Figure 1: X-ray of needle placed into the Navicular Bursa
In one study 80% of horses that did not respond to initial treatment for navicular disease became sound within 2 weeks of a navicular bursa injection and on average remained sound for four and half months. The treatment can be repeated, but it will not cure condition.
A second newer treatment is the use of the drug Tildren. In making the diagnosis of navicular disease x-rays of the navicular bone show lesions that are often referred to as “holes” or “lollipops”. In bad cases, a vet might refer to the affected as bone as looking like “Swiss cheese” or “moth eaten”. All these terms refer to signs in the x-rays that show a loss of bone density giving the image small areas of darkness where there is less dense bone in areas where the x-rays should be more dense or whiter.
It may surprise you that bone is ever changing. Your current bones are constantly being reabsorbed then laid down again with fresh calcium containing bone material. The loss of bone density occurs when more bone is reabsorbed then laid down. Tildren, a treatment used for osteoporosis in people, appears to work by interfering with the reabsorption. So over time bone will be laid down but not reabsorbed making the bone denser.
In a study of 50 affected horses most horses responded to Tildren treatment within 2 to 6 months. Horses treated shortly after lameness appeared responded better than horses chronically affected. Tildren has also been used to treat hock arthritis and pain in the thoracolumbar area of the spine caused by vertebra spines interfering with each other.

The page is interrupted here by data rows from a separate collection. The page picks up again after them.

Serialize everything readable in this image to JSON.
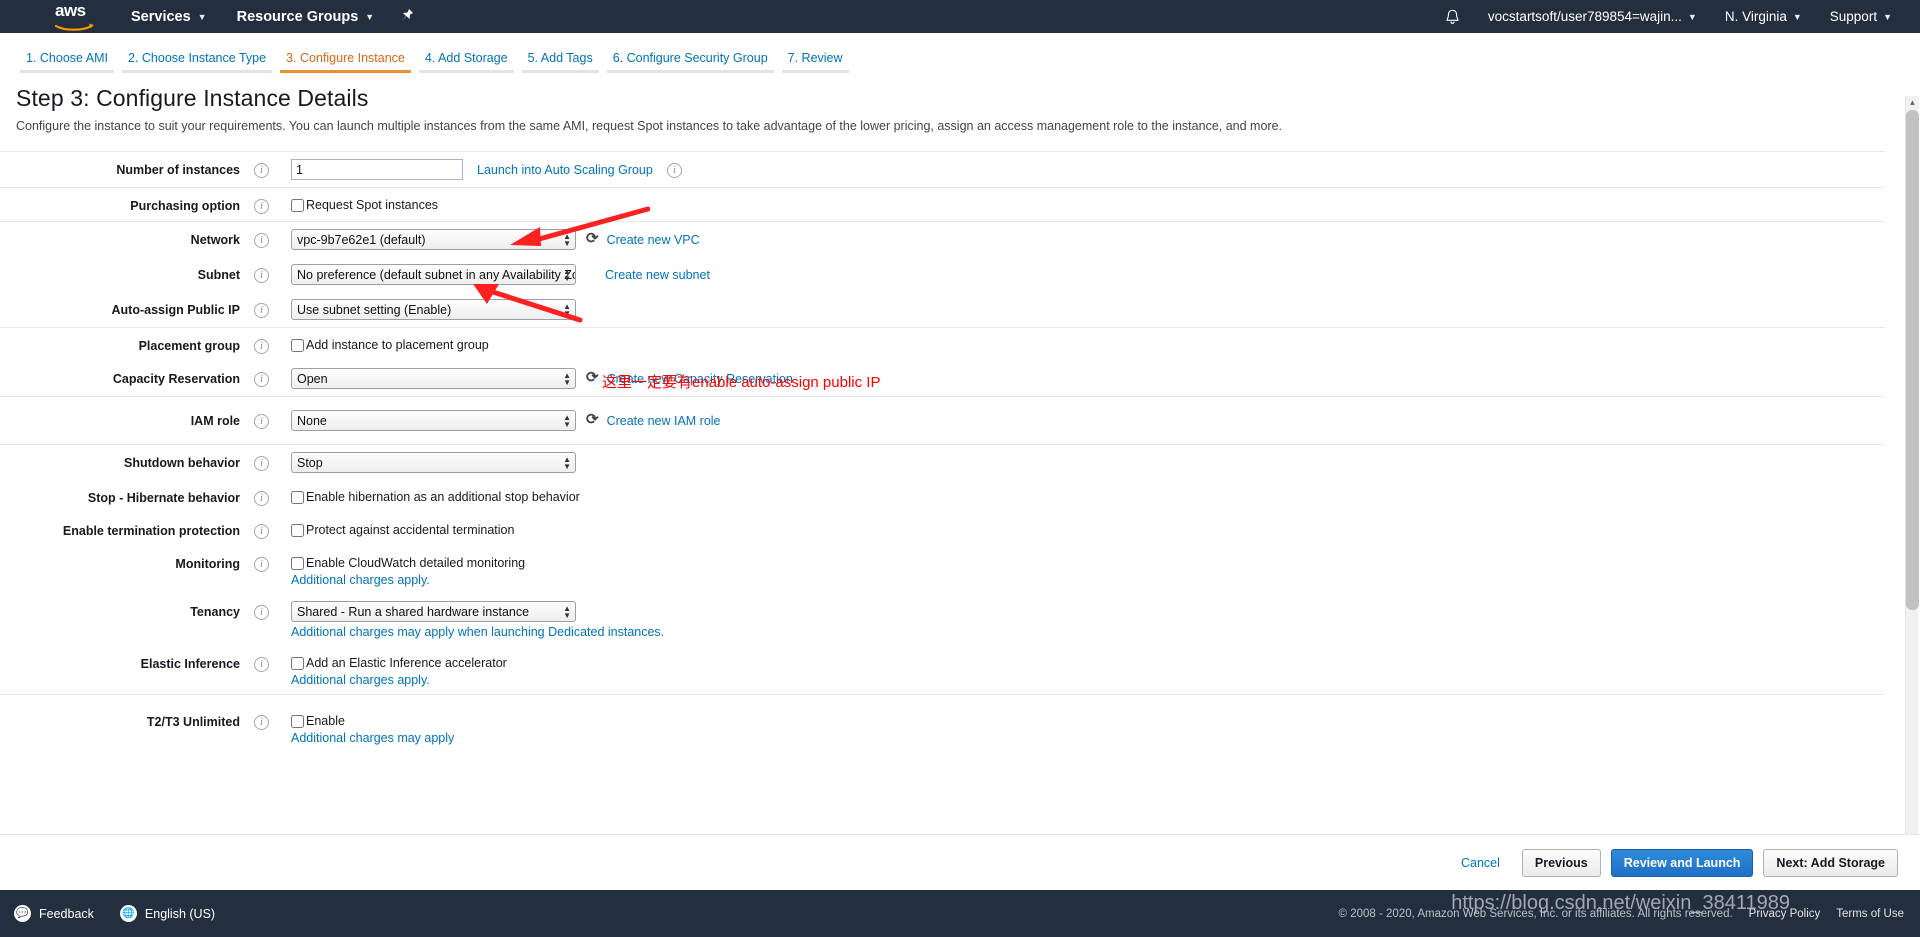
{
  "topnav": {
    "logo_text": "aws",
    "services_label": "Services",
    "resource_groups_label": "Resource Groups",
    "account_label": "vocstartsoft/user789854=wajin...",
    "region_label": "N. Virginia",
    "support_label": "Support"
  },
  "tabs": [
    {
      "label": "1. Choose AMI",
      "active": false
    },
    {
      "label": "2. Choose Instance Type",
      "active": false
    },
    {
      "label": "3. Configure Instance",
      "active": true
    },
    {
      "label": "4. Add Storage",
      "active": false
    },
    {
      "label": "5. Add Tags",
      "active": false
    },
    {
      "label": "6. Configure Security Group",
      "active": false
    },
    {
      "label": "7. Review",
      "active": false
    }
  ],
  "page": {
    "title": "Step 3: Configure Instance Details",
    "description": "Configure the instance to suit your requirements. You can launch multiple instances from the same AMI, request Spot instances to take advantage of the lower pricing, assign an access management role to the instance, and more."
  },
  "form": {
    "number_of_instances": {
      "label": "Number of instances",
      "value": "1",
      "link": "Launch into Auto Scaling Group"
    },
    "purchasing_option": {
      "label": "Purchasing option",
      "checkbox_label": "Request Spot instances",
      "checked": false
    },
    "network": {
      "label": "Network",
      "value": "vpc-9b7e62e1 (default)",
      "link": "Create new VPC"
    },
    "subnet": {
      "label": "Subnet",
      "value": "No preference (default subnet in any Availability Zone)",
      "link": "Create new subnet"
    },
    "auto_assign_public_ip": {
      "label": "Auto-assign Public IP",
      "value": "Use subnet setting (Enable)"
    },
    "placement_group": {
      "label": "Placement group",
      "checkbox_label": "Add instance to placement group",
      "checked": false
    },
    "capacity_reservation": {
      "label": "Capacity Reservation",
      "value": "Open",
      "link": "Create new Capacity Reservation"
    },
    "iam_role": {
      "label": "IAM role",
      "value": "None",
      "link": "Create new IAM role"
    },
    "shutdown_behavior": {
      "label": "Shutdown behavior",
      "value": "Stop"
    },
    "hibernate_behavior": {
      "label": "Stop - Hibernate behavior",
      "checkbox_label": "Enable hibernation as an additional stop behavior",
      "checked": false
    },
    "termination_protection": {
      "label": "Enable termination protection",
      "checkbox_label": "Protect against accidental termination",
      "checked": false
    },
    "monitoring": {
      "label": "Monitoring",
      "checkbox_label": "Enable CloudWatch detailed monitoring",
      "checked": false,
      "sub_link": "Additional charges apply."
    },
    "tenancy": {
      "label": "Tenancy",
      "value": "Shared - Run a shared hardware instance",
      "sub_link": "Additional charges may apply when launching Dedicated instances."
    },
    "elastic_inference": {
      "label": "Elastic Inference",
      "checkbox_label": "Add an Elastic Inference accelerator",
      "checked": false,
      "sub_link": "Additional charges apply."
    },
    "t2_t3_unlimited": {
      "label": "T2/T3 Unlimited",
      "checkbox_label": "Enable",
      "checked": false,
      "sub_link": "Additional charges may apply"
    }
  },
  "annotation": {
    "text": "这里一定要有enable auto-assign public IP",
    "color": "#ff0000"
  },
  "footer": {
    "cancel": "Cancel",
    "previous": "Previous",
    "review_and_launch": "Review and Launch",
    "next": "Next: Add Storage"
  },
  "bottombar": {
    "feedback": "Feedback",
    "language": "English (US)",
    "copyright": "© 2008 - 2020, Amazon Web Services, Inc. or its affiliates. All rights reserved.",
    "privacy": "Privacy Policy",
    "terms": "Terms of Use",
    "watermark": "https://blog.csdn.net/weixin_38411989"
  }
}
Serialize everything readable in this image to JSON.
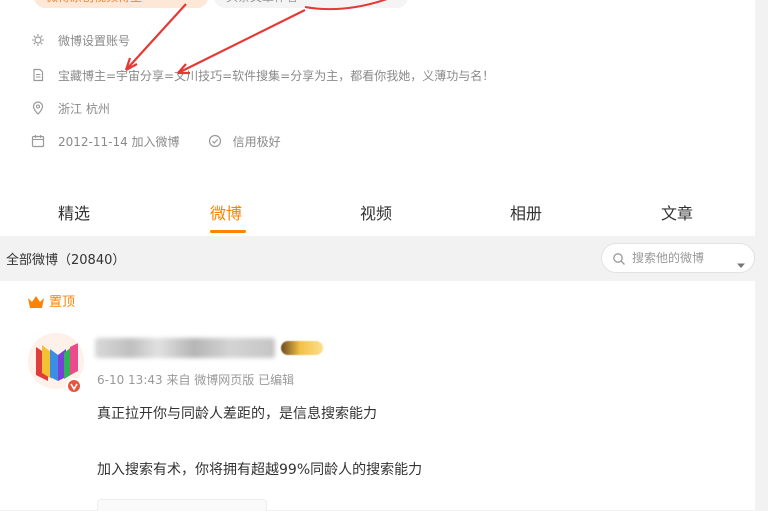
{
  "profile": {
    "tag_left": "微博原创视频博主",
    "tag_right": "头条文章作者",
    "info": [
      {
        "icon": "sun-icon",
        "text": "微博设置账号"
      },
      {
        "icon": "document-icon",
        "text": "宝藏博主=宇宙分享=文川技巧=软件搜集=分享为主，都看你我她，义薄功与名！"
      },
      {
        "icon": "location-icon",
        "text": "浙江 杭州"
      },
      {
        "icon": "calendar-icon",
        "text": "2012-11-14 加入微博"
      }
    ],
    "credit": {
      "icon": "credit-icon",
      "text": "信用极好"
    }
  },
  "tabs": [
    {
      "label": "精选",
      "active": false
    },
    {
      "label": "微博",
      "active": true
    },
    {
      "label": "视频",
      "active": false
    },
    {
      "label": "相册",
      "active": false
    },
    {
      "label": "文章",
      "active": false
    }
  ],
  "feed": {
    "title": "全部微博（20840）",
    "search_placeholder": "搜索他的微博"
  },
  "post": {
    "pinned_label": "置顶",
    "meta": "6-10 13:43  来自 微博网页版",
    "edited": "已编辑",
    "line1": "真正拉开你与同龄人差距的，是信息搜索能力",
    "line2": "加入搜索有术，你将拥有超越99%同龄人的搜索能力"
  },
  "colors": {
    "accent": "#ff8200",
    "annotation_red": "#e53935"
  }
}
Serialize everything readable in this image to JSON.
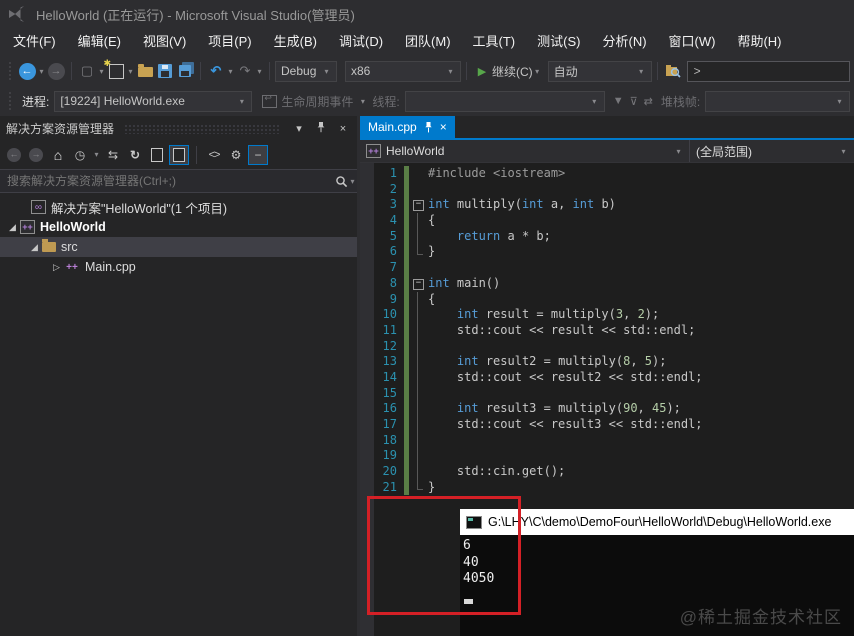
{
  "window": {
    "title": "HelloWorld (正在运行) - Microsoft Visual Studio(管理员)"
  },
  "menu": {
    "items": [
      "文件(F)",
      "编辑(E)",
      "视图(V)",
      "项目(P)",
      "生成(B)",
      "调试(D)",
      "团队(M)",
      "工具(T)",
      "测试(S)",
      "分析(N)",
      "窗口(W)",
      "帮助(H)"
    ]
  },
  "toolbar": {
    "debug_config": "Debug",
    "platform": "x86",
    "continue_label": "继续(C)",
    "auto_label": "自动",
    "prompt": ">"
  },
  "debug_bar": {
    "process_label": "进程:",
    "process_value": "[19224] HelloWorld.exe",
    "lifecycle_label": "生命周期事件",
    "thread_label": "线程:",
    "stack_label": "堆栈帧:"
  },
  "solution_explorer": {
    "title": "解决方案资源管理器",
    "search_placeholder": "搜索解决方案资源管理器(Ctrl+;)",
    "tree": [
      {
        "id": "solution",
        "label": "解决方案\"HelloWorld\"(1 个项目)",
        "icon": "solution",
        "arrow": "none",
        "indent": 16,
        "selected": false,
        "bold": false
      },
      {
        "id": "helloworld",
        "label": "HelloWorld",
        "icon": "project",
        "arrow": "expanded",
        "indent": 5,
        "selected": false,
        "bold": true
      },
      {
        "id": "src",
        "label": "src",
        "icon": "folder",
        "arrow": "expanded",
        "indent": 27,
        "selected": true,
        "bold": false
      },
      {
        "id": "main-cpp",
        "label": "Main.cpp",
        "icon": "cpp",
        "arrow": "collapsed",
        "indent": 49,
        "selected": false,
        "bold": false
      }
    ]
  },
  "editor": {
    "tab": {
      "label": "Main.cpp"
    },
    "nav_left": "HelloWorld",
    "nav_right": "(全局范围)",
    "code": {
      "lines": [
        {
          "n": 1,
          "f": "",
          "s": [
            [
              "pp",
              "#include <iostream>"
            ]
          ]
        },
        {
          "n": 2,
          "f": "",
          "s": []
        },
        {
          "n": 3,
          "f": "box",
          "s": [
            [
              "kw",
              "int"
            ],
            [
              "pl",
              " multiply("
            ],
            [
              "kw",
              "int"
            ],
            [
              "pl",
              " a, "
            ],
            [
              "kw",
              "int"
            ],
            [
              "pl",
              " b)"
            ]
          ]
        },
        {
          "n": 4,
          "f": "bar",
          "s": [
            [
              "pl",
              "{"
            ]
          ]
        },
        {
          "n": 5,
          "f": "bar",
          "s": [
            [
              "pl",
              "    "
            ],
            [
              "kw",
              "return"
            ],
            [
              "pl",
              " a * b;"
            ]
          ]
        },
        {
          "n": 6,
          "f": "end",
          "s": [
            [
              "pl",
              "}"
            ]
          ]
        },
        {
          "n": 7,
          "f": "",
          "s": []
        },
        {
          "n": 8,
          "f": "box",
          "s": [
            [
              "kw",
              "int"
            ],
            [
              "pl",
              " main()"
            ]
          ]
        },
        {
          "n": 9,
          "f": "bar",
          "s": [
            [
              "pl",
              "{"
            ]
          ]
        },
        {
          "n": 10,
          "f": "bar",
          "s": [
            [
              "pl",
              "    "
            ],
            [
              "kw",
              "int"
            ],
            [
              "pl",
              " result = multiply("
            ],
            [
              "num",
              "3"
            ],
            [
              "pl",
              ", "
            ],
            [
              "num",
              "2"
            ],
            [
              "pl",
              ");"
            ]
          ]
        },
        {
          "n": 11,
          "f": "bar",
          "s": [
            [
              "pl",
              "    std::cout << result << std::endl;"
            ]
          ]
        },
        {
          "n": 12,
          "f": "bar",
          "s": []
        },
        {
          "n": 13,
          "f": "bar",
          "s": [
            [
              "pl",
              "    "
            ],
            [
              "kw",
              "int"
            ],
            [
              "pl",
              " result2 = multiply("
            ],
            [
              "num",
              "8"
            ],
            [
              "pl",
              ", "
            ],
            [
              "num",
              "5"
            ],
            [
              "pl",
              ");"
            ]
          ]
        },
        {
          "n": 14,
          "f": "bar",
          "s": [
            [
              "pl",
              "    std::cout << result2 << std::endl;"
            ]
          ]
        },
        {
          "n": 15,
          "f": "bar",
          "s": []
        },
        {
          "n": 16,
          "f": "bar",
          "s": [
            [
              "pl",
              "    "
            ],
            [
              "kw",
              "int"
            ],
            [
              "pl",
              " result3 = multiply("
            ],
            [
              "num",
              "90"
            ],
            [
              "pl",
              ", "
            ],
            [
              "num",
              "45"
            ],
            [
              "pl",
              ");"
            ]
          ]
        },
        {
          "n": 17,
          "f": "bar",
          "s": [
            [
              "pl",
              "    std::cout << result3 << std::endl;"
            ]
          ]
        },
        {
          "n": 18,
          "f": "bar",
          "s": []
        },
        {
          "n": 19,
          "f": "bar",
          "s": []
        },
        {
          "n": 20,
          "f": "bar",
          "s": [
            [
              "pl",
              "    std::cin.get();"
            ]
          ]
        },
        {
          "n": 21,
          "f": "end",
          "s": [
            [
              "pl",
              "}"
            ]
          ]
        }
      ]
    }
  },
  "console": {
    "title": "G:\\LHY\\C\\demo\\DemoFour\\HelloWorld\\Debug\\HelloWorld.exe",
    "lines": [
      "6",
      "40",
      "4050"
    ]
  },
  "watermark": "@稀土掘金技术社区",
  "colors": {
    "accent": "#007ACC",
    "selection": "#3F3F46",
    "keyword": "#569CD6",
    "line_number": "#2B91AF",
    "change_bar": "#5A7E46",
    "annotation_red": "#D42026",
    "console_bg": "#0C0C0C"
  }
}
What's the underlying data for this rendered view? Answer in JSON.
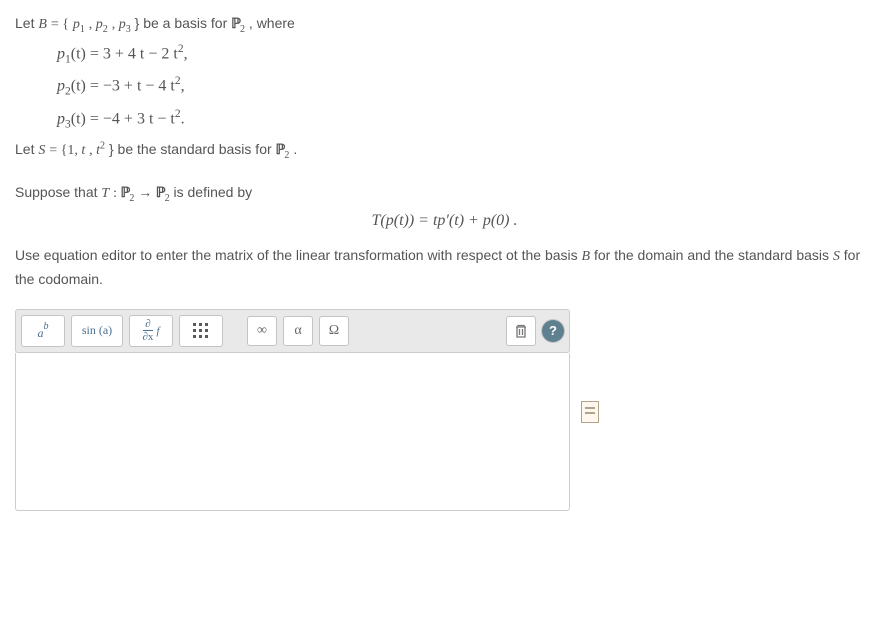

Figure 2: The navicular bone acts a fulcrum for the deep flexor tendon which pulls on the coffin bone.
In navicular disease a horse has pain in the back part of the hoof from the navicular bone. Affected horses are frequently painful in both front hooves. In many of these cases I am called to examine a horse for a lameness on one leg. I will use local anesthesia to block out the lameness on that leg. Then the horse will then begin to limp on the opposite leg. The reason is that the horse was lame on both front legs. Just one leg hurt more than the other. These horses frequently have short choppy trots. Many have long toes and underslung heels. The difficulty in treatment is that many horses having pain in the navicular bone area, equivocal x-rays, and appear to be a horse with navicular disease may in fact have pain derived from inflammation of another structure.
First line treatment most often involves medication to encourage circulation and decrease pain, corrective shoeing, and injections of the coffin joint. Along with that, and equally important, is physical therapy which encourages the horse to move weight bearing slightly off the front end and on to their hind legs. About 4 out 5 horses will respond to this first line treatment.
The newer treatments of navicular bursa injections and Tildren add additional tools for caring for a horse with navicular disease.